Going Beyond Basic Examples

This concept applies to any domain where invariants matter. For example, suppose we need to model bank accounts:

@dataclass(frozen=True)

class AccountNumber:

value: str

def __post_init__(self):

if not self.value.isdigit() or len(self.value) != 10:

raise ValueError(“Account number must be 10 digits”)

@dataclass(frozen=True)

class Balance:

value: float

def __post_init__(self):

if self.value < 0:

raise ValueError(“Balance cannot be negative”)

@dataclass(frozen=True)

class BankAccount:

account_number: AccountNumber

balance: Balance

Once again, this makes invalid states unrepresentable. Any function accepting BankAccount can safely assume both fields are valid without rechecking. This avoids the risk of writing functions like:

def withdraw(account: dict, amount: float):

if amount < 0:

raise ValueError(“Invalid amount”)

# … must recheck balance here since input might be invalid

With strong types, you focus only on domain logic, not repetitive validation.

Advanced Technique: Using Smart Constructors

Sometimes you don’t want to expose direct constructors that raise exceptions. Instead, you can use smart constructors that return a safe type or an error result:

from typing import Union

class InvalidUser(Exception):

pass

def make_user_name(name: str) -> Union[UserName, InvalidUser]:

try:

return UserName(name)

except ValueError:

return InvalidUser(“Invalid user name”)

This approach works well in languages with richer type systems (like Rust or Haskell), where you can encode success/failure using Result or Either types. In Python, you can simulate it using exceptions or unions.

The key idea remains: validation is centralized and validated types are distinct from raw types.

Conclusion

Data validation is not just an input hygiene task—it’s fundamentally about preserving invariants in your system. When you scatter validation logic, you risk inconsistency, duplication, and violations of the Liskov Substitution Principle. Any code that expects “valid data” might unexpectedly receive “raw data,” breaking assumptions and introducing bugs.
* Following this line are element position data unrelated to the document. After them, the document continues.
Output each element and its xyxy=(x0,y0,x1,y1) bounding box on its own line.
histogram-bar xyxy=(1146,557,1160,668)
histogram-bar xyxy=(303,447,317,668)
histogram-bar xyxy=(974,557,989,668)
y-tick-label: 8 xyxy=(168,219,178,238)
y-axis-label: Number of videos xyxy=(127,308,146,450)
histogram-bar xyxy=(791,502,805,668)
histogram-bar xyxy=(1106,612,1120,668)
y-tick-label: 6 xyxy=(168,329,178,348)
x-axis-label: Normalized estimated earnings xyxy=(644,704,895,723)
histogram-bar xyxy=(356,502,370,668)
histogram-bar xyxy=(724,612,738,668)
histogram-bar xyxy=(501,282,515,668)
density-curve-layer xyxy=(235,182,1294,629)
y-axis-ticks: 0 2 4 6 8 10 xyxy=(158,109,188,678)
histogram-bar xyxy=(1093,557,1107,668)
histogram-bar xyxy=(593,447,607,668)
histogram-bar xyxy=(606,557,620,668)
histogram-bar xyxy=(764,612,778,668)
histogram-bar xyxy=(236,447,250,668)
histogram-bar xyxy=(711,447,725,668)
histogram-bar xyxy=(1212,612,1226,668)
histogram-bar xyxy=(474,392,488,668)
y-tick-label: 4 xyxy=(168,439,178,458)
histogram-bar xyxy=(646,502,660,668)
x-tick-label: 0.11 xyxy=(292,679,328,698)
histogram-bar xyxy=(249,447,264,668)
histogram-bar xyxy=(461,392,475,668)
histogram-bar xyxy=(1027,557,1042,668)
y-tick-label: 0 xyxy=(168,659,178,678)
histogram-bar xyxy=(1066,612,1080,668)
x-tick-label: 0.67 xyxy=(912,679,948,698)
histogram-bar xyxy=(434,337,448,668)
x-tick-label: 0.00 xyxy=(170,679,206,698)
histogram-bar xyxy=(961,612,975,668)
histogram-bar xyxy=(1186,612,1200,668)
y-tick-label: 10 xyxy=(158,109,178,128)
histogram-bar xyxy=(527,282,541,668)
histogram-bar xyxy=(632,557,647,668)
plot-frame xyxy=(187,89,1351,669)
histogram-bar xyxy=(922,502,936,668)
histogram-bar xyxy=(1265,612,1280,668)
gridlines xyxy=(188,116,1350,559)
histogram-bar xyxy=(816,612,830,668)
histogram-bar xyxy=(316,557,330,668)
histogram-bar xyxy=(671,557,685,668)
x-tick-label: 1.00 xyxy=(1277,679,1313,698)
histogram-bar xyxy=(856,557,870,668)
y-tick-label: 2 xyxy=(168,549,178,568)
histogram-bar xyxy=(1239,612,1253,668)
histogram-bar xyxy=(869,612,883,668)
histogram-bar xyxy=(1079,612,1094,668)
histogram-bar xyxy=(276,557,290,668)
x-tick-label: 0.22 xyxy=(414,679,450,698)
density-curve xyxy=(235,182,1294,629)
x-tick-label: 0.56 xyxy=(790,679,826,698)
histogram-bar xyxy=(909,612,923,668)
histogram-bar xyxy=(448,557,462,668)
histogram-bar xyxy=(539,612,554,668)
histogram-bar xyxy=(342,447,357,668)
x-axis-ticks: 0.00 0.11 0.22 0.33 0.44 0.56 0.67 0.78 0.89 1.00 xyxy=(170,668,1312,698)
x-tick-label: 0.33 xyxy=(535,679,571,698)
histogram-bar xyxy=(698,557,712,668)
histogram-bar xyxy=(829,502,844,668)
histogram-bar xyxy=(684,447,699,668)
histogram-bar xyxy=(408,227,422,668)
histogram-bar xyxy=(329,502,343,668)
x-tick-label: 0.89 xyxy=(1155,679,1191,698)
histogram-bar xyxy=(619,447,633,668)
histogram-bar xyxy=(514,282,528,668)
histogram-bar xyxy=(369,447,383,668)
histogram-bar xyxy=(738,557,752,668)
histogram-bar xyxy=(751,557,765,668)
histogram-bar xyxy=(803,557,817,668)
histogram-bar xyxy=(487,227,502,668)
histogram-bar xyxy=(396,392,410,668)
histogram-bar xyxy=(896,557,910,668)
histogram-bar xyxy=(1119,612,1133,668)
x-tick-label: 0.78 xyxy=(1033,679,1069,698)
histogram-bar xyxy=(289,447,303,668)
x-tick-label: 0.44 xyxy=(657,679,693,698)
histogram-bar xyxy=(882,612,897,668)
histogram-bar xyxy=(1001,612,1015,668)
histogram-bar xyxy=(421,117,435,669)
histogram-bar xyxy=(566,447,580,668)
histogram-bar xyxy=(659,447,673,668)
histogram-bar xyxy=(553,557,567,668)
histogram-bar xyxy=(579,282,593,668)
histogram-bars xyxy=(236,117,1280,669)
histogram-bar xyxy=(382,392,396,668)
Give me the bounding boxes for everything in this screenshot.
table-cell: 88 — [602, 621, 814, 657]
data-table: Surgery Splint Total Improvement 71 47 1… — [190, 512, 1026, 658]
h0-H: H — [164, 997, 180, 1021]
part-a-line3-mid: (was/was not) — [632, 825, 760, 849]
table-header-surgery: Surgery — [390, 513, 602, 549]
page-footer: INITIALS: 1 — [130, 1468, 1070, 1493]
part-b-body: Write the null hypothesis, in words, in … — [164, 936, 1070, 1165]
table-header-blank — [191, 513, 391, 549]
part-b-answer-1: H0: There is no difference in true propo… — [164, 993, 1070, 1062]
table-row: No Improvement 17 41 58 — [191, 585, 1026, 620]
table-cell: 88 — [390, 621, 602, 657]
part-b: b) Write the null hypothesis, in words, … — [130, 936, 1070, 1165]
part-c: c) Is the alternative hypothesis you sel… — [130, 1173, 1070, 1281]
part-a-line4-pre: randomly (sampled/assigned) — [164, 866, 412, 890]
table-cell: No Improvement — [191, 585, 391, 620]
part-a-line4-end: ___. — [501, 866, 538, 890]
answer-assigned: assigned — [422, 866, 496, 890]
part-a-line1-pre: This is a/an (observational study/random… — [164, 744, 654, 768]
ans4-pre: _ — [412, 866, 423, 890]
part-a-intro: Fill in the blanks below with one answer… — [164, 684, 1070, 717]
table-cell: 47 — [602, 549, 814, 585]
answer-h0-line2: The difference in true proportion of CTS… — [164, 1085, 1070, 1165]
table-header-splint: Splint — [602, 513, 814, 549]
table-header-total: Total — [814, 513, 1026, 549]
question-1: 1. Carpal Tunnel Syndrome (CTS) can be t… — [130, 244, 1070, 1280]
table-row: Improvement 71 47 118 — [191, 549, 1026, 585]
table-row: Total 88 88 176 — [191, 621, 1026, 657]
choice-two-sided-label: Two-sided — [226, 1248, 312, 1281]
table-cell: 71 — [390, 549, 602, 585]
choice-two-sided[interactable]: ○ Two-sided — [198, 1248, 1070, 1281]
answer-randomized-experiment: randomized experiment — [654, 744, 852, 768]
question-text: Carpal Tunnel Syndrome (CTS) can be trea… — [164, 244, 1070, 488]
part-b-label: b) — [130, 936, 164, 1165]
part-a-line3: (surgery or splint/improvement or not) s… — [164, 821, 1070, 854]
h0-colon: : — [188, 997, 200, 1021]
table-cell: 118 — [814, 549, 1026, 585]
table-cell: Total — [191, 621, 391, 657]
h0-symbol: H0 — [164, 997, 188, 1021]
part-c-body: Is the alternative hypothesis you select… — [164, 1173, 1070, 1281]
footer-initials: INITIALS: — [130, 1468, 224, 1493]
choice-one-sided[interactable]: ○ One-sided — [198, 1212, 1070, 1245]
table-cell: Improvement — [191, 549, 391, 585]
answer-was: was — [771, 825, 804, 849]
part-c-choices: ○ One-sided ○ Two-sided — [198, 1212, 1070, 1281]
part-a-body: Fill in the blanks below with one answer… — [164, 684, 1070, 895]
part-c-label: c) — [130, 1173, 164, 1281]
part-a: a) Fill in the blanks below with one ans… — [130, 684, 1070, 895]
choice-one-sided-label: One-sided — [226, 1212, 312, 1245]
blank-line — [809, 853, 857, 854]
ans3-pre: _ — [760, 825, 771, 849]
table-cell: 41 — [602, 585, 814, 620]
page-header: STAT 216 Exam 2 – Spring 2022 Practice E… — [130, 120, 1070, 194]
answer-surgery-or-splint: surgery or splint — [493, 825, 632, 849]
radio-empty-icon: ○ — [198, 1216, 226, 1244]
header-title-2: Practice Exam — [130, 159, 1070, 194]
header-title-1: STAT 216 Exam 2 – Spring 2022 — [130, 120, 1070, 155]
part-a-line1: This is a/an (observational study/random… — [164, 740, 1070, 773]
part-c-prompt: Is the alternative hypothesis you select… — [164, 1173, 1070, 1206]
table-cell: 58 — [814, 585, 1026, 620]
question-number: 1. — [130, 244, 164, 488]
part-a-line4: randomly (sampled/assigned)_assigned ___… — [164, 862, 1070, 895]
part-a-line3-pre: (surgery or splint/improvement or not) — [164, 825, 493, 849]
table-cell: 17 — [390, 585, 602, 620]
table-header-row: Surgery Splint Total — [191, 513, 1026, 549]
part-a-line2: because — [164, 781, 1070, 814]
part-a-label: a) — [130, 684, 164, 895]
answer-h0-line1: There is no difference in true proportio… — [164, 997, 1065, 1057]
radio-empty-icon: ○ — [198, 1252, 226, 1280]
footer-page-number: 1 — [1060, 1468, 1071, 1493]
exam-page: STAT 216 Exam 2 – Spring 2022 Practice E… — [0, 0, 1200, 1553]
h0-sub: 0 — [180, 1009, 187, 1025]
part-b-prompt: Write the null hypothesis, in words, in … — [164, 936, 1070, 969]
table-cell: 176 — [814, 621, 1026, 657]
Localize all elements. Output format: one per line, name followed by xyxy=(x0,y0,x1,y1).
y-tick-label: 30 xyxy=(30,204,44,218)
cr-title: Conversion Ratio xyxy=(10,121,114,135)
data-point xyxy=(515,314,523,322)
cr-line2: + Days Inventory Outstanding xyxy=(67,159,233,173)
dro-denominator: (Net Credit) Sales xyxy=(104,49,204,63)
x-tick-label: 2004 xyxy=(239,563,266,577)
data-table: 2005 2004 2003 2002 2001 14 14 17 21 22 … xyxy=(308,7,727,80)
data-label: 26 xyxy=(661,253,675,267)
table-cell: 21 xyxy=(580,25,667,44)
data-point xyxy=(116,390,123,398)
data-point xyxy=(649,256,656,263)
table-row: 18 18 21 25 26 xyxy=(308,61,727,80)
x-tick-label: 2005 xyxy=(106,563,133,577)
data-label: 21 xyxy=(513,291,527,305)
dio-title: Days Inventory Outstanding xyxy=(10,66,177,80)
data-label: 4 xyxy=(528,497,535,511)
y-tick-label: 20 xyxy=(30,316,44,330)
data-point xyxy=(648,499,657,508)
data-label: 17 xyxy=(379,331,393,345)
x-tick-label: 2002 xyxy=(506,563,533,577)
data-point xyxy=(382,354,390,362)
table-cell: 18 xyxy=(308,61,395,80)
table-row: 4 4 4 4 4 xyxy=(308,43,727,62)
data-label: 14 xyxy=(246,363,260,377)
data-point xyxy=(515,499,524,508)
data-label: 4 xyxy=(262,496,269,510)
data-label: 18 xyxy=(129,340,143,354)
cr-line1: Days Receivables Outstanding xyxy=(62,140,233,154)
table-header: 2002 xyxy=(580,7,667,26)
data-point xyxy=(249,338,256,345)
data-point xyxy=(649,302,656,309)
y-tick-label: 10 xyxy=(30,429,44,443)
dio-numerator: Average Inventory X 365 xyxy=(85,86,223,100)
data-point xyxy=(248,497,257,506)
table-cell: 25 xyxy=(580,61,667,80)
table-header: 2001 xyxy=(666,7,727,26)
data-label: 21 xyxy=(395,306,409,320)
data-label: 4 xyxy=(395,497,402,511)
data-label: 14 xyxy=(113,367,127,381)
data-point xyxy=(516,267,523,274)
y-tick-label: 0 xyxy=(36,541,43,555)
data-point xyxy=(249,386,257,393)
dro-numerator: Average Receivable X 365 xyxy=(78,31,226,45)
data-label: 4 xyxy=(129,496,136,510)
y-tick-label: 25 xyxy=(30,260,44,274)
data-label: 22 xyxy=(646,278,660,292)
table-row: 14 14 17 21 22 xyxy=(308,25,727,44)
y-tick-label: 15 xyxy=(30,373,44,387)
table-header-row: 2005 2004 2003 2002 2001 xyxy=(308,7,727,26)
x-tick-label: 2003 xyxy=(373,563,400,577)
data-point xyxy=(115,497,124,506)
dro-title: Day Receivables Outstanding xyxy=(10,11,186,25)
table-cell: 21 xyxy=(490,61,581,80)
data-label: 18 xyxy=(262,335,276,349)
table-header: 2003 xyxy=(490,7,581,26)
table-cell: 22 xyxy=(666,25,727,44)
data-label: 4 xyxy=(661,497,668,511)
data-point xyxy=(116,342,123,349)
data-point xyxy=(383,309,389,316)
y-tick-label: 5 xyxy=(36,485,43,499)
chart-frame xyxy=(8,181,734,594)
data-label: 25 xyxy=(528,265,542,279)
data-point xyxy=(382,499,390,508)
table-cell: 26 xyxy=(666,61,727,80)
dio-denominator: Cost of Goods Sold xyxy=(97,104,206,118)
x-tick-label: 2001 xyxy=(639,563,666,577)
By modeling validated data as a separate type, you make invalid states unrepresentable. This design:

Moves validation to a single point of responsibility.
Ensures that functions can trust their inputs.
Eliminates defensive programming boilerplate.
Enforces LSP compliance by making type guarantees explicit.

Think of validated types as contracts made tangible in code. Instead of just hoping everyone remembers the rules, you make it impossible to break the rules without the compiler (or runtime constructor) complaining. Whether you’re building web forms, APIs, or complex domain models, this approach leads to cleaner, safer, and more maintainable software.

In short: Treat validation as part of your type system, not just part of your logic. By separating validated data from raw input, you build systems where the Liskov Substitution Principle isn’t just a theory—it’s a guarantee.